To handle a page fault, the OS needs to keep track of which RAM frames are free so that it can find a free frame of RAM into which the page read from disk can be stored. Operating systems often keep a list of free frames that are available for allocating on a page fault. If there are no available free RAM frames, then the OS picks a frame and replaces the page it stores with the faulted page. The PTE of the replaced page is updated, setting its valid bit to 0 (this page’s PTE mapping is no longer valid). The replaced page is written back to disk if its in-RAM contents differ from its on-disk version; if the owning process wrote to the page while it was loaded in RAM, then the RAM version of the page needs to be written to disk before being replaced so that the modifications to the page of virtual memory are not lost. PTEs often include a dirty bit that is used to indicate if the in-RAM copy of the page has been modified (written to). During page replacement, if the dirty bit of the replaced page is set, then the page needs to be written to disk before being replaced with the faulted page. If the dirty bit is 0, then the on-disk copy of the replaced page matches the in-memory copy, and the page does not need to be written to disk when replaced.

Our discussion of virtual memory has primarily focused on the mechanism part of implementing paged virtual memory. However, there is an important policy part of paging in the OS’s implementation. The OS needs to run a page replacement policy when free RAM is exhausted in the system. A page replacement policy picks a frame of RAM that is currently being used and replaces its contents with the faulted page; the current page is evicted from RAM to make room for storing the faulted page. The OS needs to implement a good page replacement policy for selecting which frame in RAM will be written back to disk to make room for the faulted page. For example, an OS might implement the least recently used (LRU) policy, which replaces the page stored in the frame of RAM that has been accessed least recently. LRU works well when there is a high degree of locality in memory accesses. There are many other policies that an OS may choose to implement. See an OS textbook for more information about page replacement policies.

Making Page Accesses Faster

Although paging has many benefits, it also results in a significant slowdown to every memory access. In a paged virtual memory system, every load and store to a virtual memory address requires two RAM accesses: the first reads the page table entry to get the frame number for virtual-to-physical address translation, and the second reads or writes the byte(s) at the physical RAM address. Thus, in a paged virtual memory system, every memory access is twice as slow as in a system that supports direct physical RAM addressing.

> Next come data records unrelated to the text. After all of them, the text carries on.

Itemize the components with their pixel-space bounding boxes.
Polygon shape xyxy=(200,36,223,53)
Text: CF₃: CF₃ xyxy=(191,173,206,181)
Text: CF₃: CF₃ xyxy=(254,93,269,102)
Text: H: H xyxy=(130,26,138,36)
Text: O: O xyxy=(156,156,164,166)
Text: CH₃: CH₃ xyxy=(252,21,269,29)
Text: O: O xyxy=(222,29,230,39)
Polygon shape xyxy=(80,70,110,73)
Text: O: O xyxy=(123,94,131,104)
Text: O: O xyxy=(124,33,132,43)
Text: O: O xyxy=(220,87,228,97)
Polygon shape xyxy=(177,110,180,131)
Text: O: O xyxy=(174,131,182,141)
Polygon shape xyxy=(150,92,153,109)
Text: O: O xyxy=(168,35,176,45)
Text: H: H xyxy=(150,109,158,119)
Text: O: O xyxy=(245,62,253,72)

One way to reduce the additional overhead of paging is to cache page table mappings of virtual page numbers to physical frame numbers. When translating a virtual address, the MMU first checks for the page number in the cache. If found, then the page’s frame number mapping can be grabbed from the cache entry, avoiding one RAM access for reading the PTE.

A translation look-aside buffer (TLB) is a hardware cache that stores (page number, frame number) mappings. It is a small, fully associative cache that is optimized for fast lookups in hardware. When the MMU finds a mapping in the TLB (a TLB hit), a page table lookup is not needed, and only one RAM access is required to execute a load or store to a virtual memory address. When a mapping is not found in the TLB (a TLB miss), then an additional RAM access to the page’s PTE is required to first construct the physical address of the load or store to RAM. The mapping associated with a TLB miss is added into the TLB. With good locality of memory references, the hit rate in the TLB is very high, resulting in fast memory accesses in paged virtual memory — most virtual memory accesses require only a single RAM access. Figure 11 shows how the TLB is used in virtual-to-physical address mappings.

TLB lookup for virtual page to physical frame mapping

Figure 11. The translation look-aside buffer (TLB) is a small hardware cache of virtual page to physical frame mappings. The TLB is first searched for an entry for page p. If found, no page table lookup is needed to translate the virtual address to its physical address.